Nos frères d’armes sont à l’évidence tous nés de la même mère, quant aux Allemands, ils ont sans doute été clonés dans une usine de la Ruhr...

Tout cela manque clairement de challenge. Il y a bien quelques morceaux de bravoure comme cette bataille aérienne à bord d’un avion américain ou la prise de tel ou tel avant-poste. Mais ces passages sont bien trop rares, pas forcément les plus ardus, souvent ultra-scriptés, déjà vus. L’affaire se plie au final en une poignée d’heures.

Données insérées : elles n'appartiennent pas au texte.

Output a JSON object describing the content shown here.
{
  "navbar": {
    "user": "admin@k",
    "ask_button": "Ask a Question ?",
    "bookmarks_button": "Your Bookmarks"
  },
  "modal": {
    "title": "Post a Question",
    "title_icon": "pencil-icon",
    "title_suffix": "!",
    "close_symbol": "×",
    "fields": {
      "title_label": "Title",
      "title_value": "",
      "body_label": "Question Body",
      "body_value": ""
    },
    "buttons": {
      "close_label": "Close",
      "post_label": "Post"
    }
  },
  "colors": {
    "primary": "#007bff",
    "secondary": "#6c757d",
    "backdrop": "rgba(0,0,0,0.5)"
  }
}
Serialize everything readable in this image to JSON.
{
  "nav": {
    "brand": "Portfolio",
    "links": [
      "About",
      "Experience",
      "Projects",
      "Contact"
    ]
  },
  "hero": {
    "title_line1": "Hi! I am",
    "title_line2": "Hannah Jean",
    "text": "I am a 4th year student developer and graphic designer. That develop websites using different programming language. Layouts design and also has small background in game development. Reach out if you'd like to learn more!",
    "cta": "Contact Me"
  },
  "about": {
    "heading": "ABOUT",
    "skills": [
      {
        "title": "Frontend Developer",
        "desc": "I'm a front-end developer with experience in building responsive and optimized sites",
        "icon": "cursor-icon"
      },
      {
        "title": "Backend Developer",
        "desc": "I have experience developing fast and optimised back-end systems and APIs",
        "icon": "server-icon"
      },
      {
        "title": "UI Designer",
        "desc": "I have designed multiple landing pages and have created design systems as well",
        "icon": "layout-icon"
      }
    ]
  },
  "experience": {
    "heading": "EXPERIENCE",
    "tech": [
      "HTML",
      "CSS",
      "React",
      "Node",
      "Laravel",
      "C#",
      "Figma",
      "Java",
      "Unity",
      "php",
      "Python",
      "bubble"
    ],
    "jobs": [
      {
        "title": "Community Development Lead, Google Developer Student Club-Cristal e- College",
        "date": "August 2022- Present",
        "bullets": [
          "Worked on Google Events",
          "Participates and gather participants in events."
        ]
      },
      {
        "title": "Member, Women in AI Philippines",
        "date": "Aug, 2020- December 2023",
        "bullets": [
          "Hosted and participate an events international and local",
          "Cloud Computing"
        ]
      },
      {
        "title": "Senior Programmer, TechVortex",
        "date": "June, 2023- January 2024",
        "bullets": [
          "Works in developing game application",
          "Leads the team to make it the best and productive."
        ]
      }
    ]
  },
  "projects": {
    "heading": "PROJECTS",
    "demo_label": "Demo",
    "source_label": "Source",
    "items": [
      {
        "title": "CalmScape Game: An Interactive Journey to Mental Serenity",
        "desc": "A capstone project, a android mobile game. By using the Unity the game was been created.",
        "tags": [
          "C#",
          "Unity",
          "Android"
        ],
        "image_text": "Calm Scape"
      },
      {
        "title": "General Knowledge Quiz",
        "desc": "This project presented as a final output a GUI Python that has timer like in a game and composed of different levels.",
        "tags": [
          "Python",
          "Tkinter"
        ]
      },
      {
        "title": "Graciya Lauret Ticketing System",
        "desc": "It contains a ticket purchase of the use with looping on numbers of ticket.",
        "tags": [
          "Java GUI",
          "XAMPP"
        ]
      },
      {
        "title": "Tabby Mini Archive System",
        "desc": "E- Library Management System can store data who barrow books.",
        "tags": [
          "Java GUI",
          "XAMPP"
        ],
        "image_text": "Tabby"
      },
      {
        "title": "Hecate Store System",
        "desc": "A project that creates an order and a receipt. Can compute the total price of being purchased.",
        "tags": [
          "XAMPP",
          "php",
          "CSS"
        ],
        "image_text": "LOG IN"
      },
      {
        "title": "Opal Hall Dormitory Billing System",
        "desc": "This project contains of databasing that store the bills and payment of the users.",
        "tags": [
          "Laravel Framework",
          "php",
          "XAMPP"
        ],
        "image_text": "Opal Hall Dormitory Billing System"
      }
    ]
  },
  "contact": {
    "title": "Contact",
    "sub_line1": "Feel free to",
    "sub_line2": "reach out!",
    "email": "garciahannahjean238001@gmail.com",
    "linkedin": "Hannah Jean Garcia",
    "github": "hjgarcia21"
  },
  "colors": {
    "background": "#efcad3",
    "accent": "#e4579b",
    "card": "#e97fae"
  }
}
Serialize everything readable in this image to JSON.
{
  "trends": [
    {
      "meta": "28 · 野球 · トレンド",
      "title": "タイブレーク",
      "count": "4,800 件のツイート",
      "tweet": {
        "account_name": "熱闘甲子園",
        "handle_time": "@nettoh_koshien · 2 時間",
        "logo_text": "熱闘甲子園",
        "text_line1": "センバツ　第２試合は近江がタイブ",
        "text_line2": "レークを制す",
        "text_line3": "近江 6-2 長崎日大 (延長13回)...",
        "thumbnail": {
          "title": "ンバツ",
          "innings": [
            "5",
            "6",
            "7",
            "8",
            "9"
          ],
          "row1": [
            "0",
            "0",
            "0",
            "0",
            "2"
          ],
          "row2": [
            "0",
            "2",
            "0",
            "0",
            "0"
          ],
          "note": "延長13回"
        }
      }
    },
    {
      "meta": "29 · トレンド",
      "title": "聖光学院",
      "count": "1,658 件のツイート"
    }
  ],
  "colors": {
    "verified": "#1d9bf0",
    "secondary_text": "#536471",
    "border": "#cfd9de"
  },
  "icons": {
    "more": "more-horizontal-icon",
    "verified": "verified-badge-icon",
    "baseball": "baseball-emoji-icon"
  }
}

En temps de jeu effectif, il y en a à peine pour 4 h 30 dans la campagne solo. Dans les faits, comptez sept heures au maximum – passages crispants à recommencer dix fois, obligent -, auxquelles s’ajoutent neuf cartes en multi jouables jusqu’à 6. Activision comptait visiblement pas mal sur la rejouabilité de son titre. Mais ni les bonus, très maigres, ni la qualité de la campagne n’incitent à y revenir encore et encore. Plutôt pauvre.


C’est sans passion qu’on livre bataille dans ce Call of Duty : Les chemins de la victoire. La faute à une réalisation qui oublie d’insuffler un peu d’âme dans la machine. Affrontements mécaniques, IA robotisée, le jeu suit son cours au pas de course. Cette guerre éclair manque en plus clairement de contenu. Un titre au final assez anecdotique qui n’aura sa place que dans la ludothèque des fondus de l’époque.